In 2024 zal het vijfenzeventig jaar geleden zijn dat de symbolistische kunstenaar James Ensor overleden is en zowel in Oostende als Antwerpen zijn er heel wat evenementen op til. De man is vooral bekend van zijn nogal groteske schilderijen waar hij vaak onverholen kritiek gaf op de bourgeoismaatschappij en gebruik maakte van maskers en skeletten om zijn boodschap over te brengen. De 30-plussers kennen hem misschien ook nog van het laatste briefje van 100 Belgische frank, waarop hij ons met een steelse blik aankijkt, omringd door een aantal van zijn typische maskers. Dat er in 2024 nog heel wat gezegd en geschreven zal worden over de schilder, staat nu al buiten kijf. Ensor is immers nog lang niet vergeten en zijn werken zijn weer tamelijk hot op dit moment.
Een van de eerste publicaties die op onze leestafel is beland, is deze Onze James: De Vrouwen van Ensor van Jan Bultheel. Deze auteur legt de lat dadelijk al heel hoog voor andere tekenaars en schrijvers die iets rond Ensor zouden willen doen. Zo is er de originele invalshoek: Bultheel kiest ervoor om Ensors verhaal te vertellen aan de hand van zes vrouwen uit zijn leven die toevallig elkaars pad kruisen op een zomerdag in 1904. De schilder zelf komt — op de cover na — nergens in beeld, alles wat we over hem te horen krijgen, is via de gekleurde brillen van moeder Trinette, tante Mimi, zus Mariette, nichtje Alex, mecenas Emma Lambotte en liaison dangereuse Augusta Boogaerts. Allemaal hebben ze een eigen mening over de artiest, gaande van beate bewondering tot bijtende spot.
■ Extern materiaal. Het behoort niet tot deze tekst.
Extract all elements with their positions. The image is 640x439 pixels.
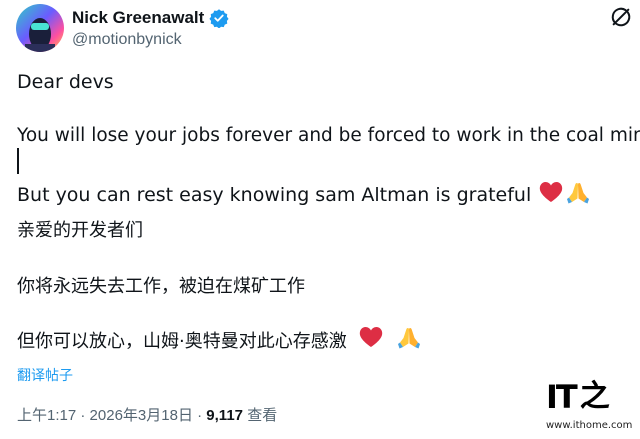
views-label: 查看 bbox=[247, 407, 278, 424]
verified-badge-icon bbox=[209, 8, 229, 29]
text-cursor bbox=[17, 148, 19, 174]
meta-separator: · bbox=[197, 407, 203, 424]
tweet-line-grateful-text: But you can rest easy knowing sam Altman… bbox=[17, 183, 532, 206]
ithome-logo: IT 之 bbox=[546, 378, 632, 416]
translate-post-link[interactable]: 翻译帖子 bbox=[17, 365, 73, 385]
folded-hands-icon bbox=[566, 180, 590, 209]
tweet-line-cn-grateful-text: 但你可以放心，山姆·奥特曼对此心存感激 bbox=[17, 330, 347, 352]
tweet-date[interactable]: 2026年3月18日 bbox=[90, 407, 193, 424]
tweet-line-grateful: But you can rest easy knowing sam Altman… bbox=[17, 180, 590, 209]
views-count: 9,117 bbox=[206, 407, 244, 424]
tweet-line-cn-lose-jobs: 你将永远失去工作，被迫在煤矿工作 bbox=[17, 276, 305, 297]
grok-icon[interactable] bbox=[610, 6, 632, 28]
tweet-line-greeting: Dear devs bbox=[17, 71, 114, 93]
ithome-logo-it: IT bbox=[546, 378, 578, 416]
author-name-row[interactable]: Nick Greenawalt bbox=[72, 8, 229, 29]
author-display-name[interactable]: Nick Greenawalt bbox=[72, 8, 204, 28]
avatar[interactable] bbox=[16, 4, 64, 52]
red-heart-icon bbox=[539, 181, 563, 208]
tweet-meta: 上午1:17 · 2026年3月18日 · 9,117 查看 bbox=[17, 404, 277, 425]
ithome-url: www.ithome.com bbox=[546, 420, 633, 431]
folded-hands-icon bbox=[397, 325, 421, 354]
author-handle[interactable]: @motionbynick bbox=[72, 31, 182, 49]
tweet-line-cn-grateful: 但你可以放心，山姆·奥特曼对此心存感激 bbox=[17, 325, 421, 354]
tweet-line-lose-jobs: You will lose your jobs forever and be f… bbox=[17, 125, 640, 146]
ithome-logo-char: 之 bbox=[579, 379, 610, 414]
ithome-watermark: IT 之 www.ithome.com bbox=[546, 380, 632, 432]
tweet-time[interactable]: 上午1:17 bbox=[17, 407, 76, 424]
meta-separator: · bbox=[80, 407, 86, 424]
tweet-line-cn-greeting: 亲爱的开发者们 bbox=[17, 220, 143, 241]
red-heart-icon bbox=[359, 326, 383, 353]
Deze gefingeerde, maar uitermate goed gedocumenteerde insteek, zorgt ervoor dat het album het gemiddelde niveau van de zoveelste stripbiografie moeiteloos overstijgt, omdat je niet zomaar een chronologische opsomming van feitjes krijgt, maar een verhaal met veel vlees aan de botten.
Tel daar nog de minutieuze grafische uitwerking van het album bij: de eerste pagina’s durf je nog te twijfelen of je niet de lang verloren leesbril van nonkel Jos op je neus hebt staan met een dioptrie waar je nog lang niet klaar voor bent. Gaandeweg slepen de pagina’s je echter verder en ben je helemaal mee met de eigengereide keuze van de auteur. Bultheel heeft een achtergrond als regisseur van animatiefilms en deelt in het dossier zijn specifieke werkwijze. Zo maakt hij gebruik van acteurs die hij scènes laat spelen, zet hij 3D-animaties in van de verschillende ruimtes en tekent hij alles met de computer. Toch slaagt hij erin om er geen klinisch album van te maken en stralen de pagina’s een zekere organische warmte uit met tekeningen die refereren naar de meester zelf.
Het nawoord van Ensor-kenner Eric Min is dan ook zeer lovend en wie zijn wij om zo’n autoriteit tegen te spreken: topstrip!